Richard Muir and his family opened a small pub, the Weighbridge Inn, northeast of Birmingham, last July and had big plans for a beer festival this summer. Now, the family is struggling to figure out how to restart the venture, which is among the growing number of micropubs in Britain – drinking-only venues that shun electronic entertainment and only offer snacks.
The Muirs also operate Muirhouse Brewery, which makes craft beer for dozens of pubs, and they had 100 casks on hand when the lockdown started. “I was worried that it would all have to be chucked,” Mr. Muir said. Fortunately, the family has launched a thriving delivery service, offering cases containing nine pints of beer, and the casks haven’t gone to waste.

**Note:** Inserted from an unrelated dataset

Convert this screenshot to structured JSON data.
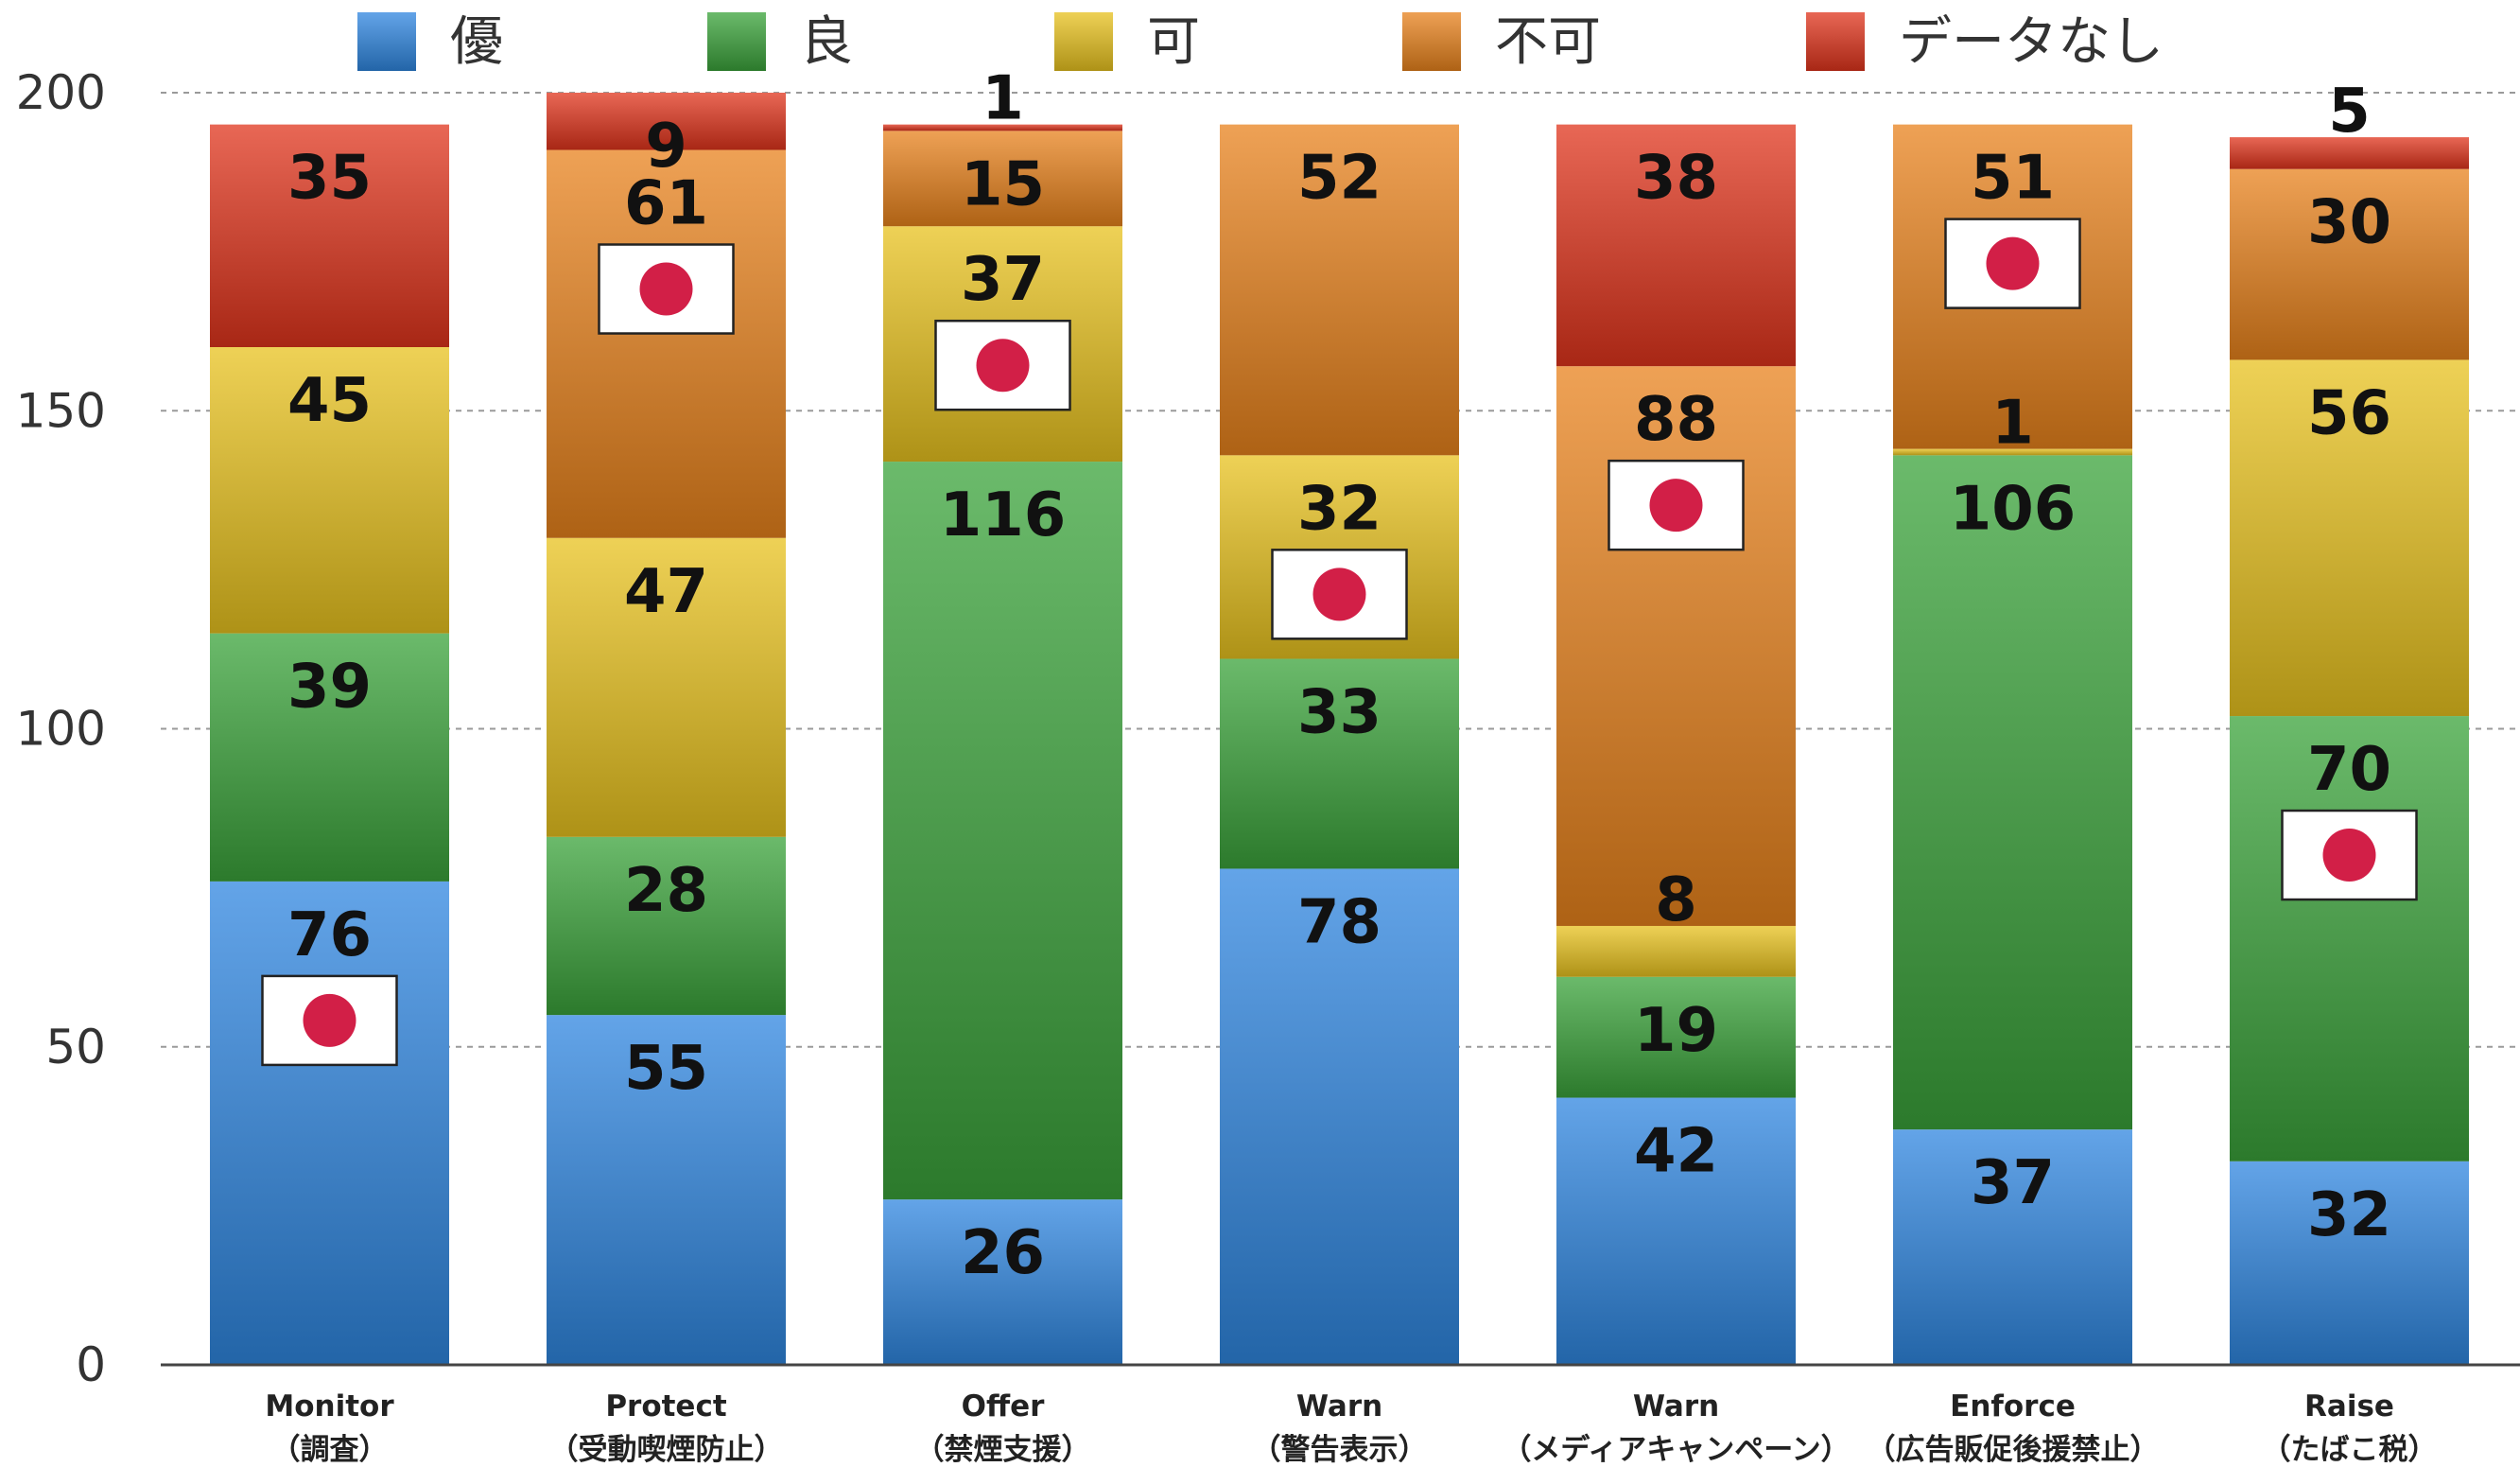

Mr. Muir, 49, is looking at how to modify the pub to make physical distancing possible, but it won’t be easy. “I don’t think [pub life] is going to disappear, but you’re going to lose quite a few pubs in the process,” he said. “People are desperate to get back to the pub but at the same time they want to be safe."
The government has begun lifting some of the lockdown measures, but pubs won’t be allowed to open until July or August. If it takes much longer, the damage could be catastrophic. A recent survey of pub owners by the British Pub and Beer Association found that 40 per cent would close for good if the measures continued into September.
Jeff Hoyle, a pub enthusiast in Norfolk, isn’t sure pub life will ever return to normal. The retired teacher has been writing about the local pub scene for years. Before the lockdown, he used to head to his favourite watering hole three or four times a week, but he’s barely touched a drop of beer in weeks.
“It’s not the same drinking at home,” he said. He longs for a return to normalcy, but added: “I’m not totally confident that will happen or whether it will ever really be the same again. I think for a lot of people, their lifestyles are going to be permanently changed.”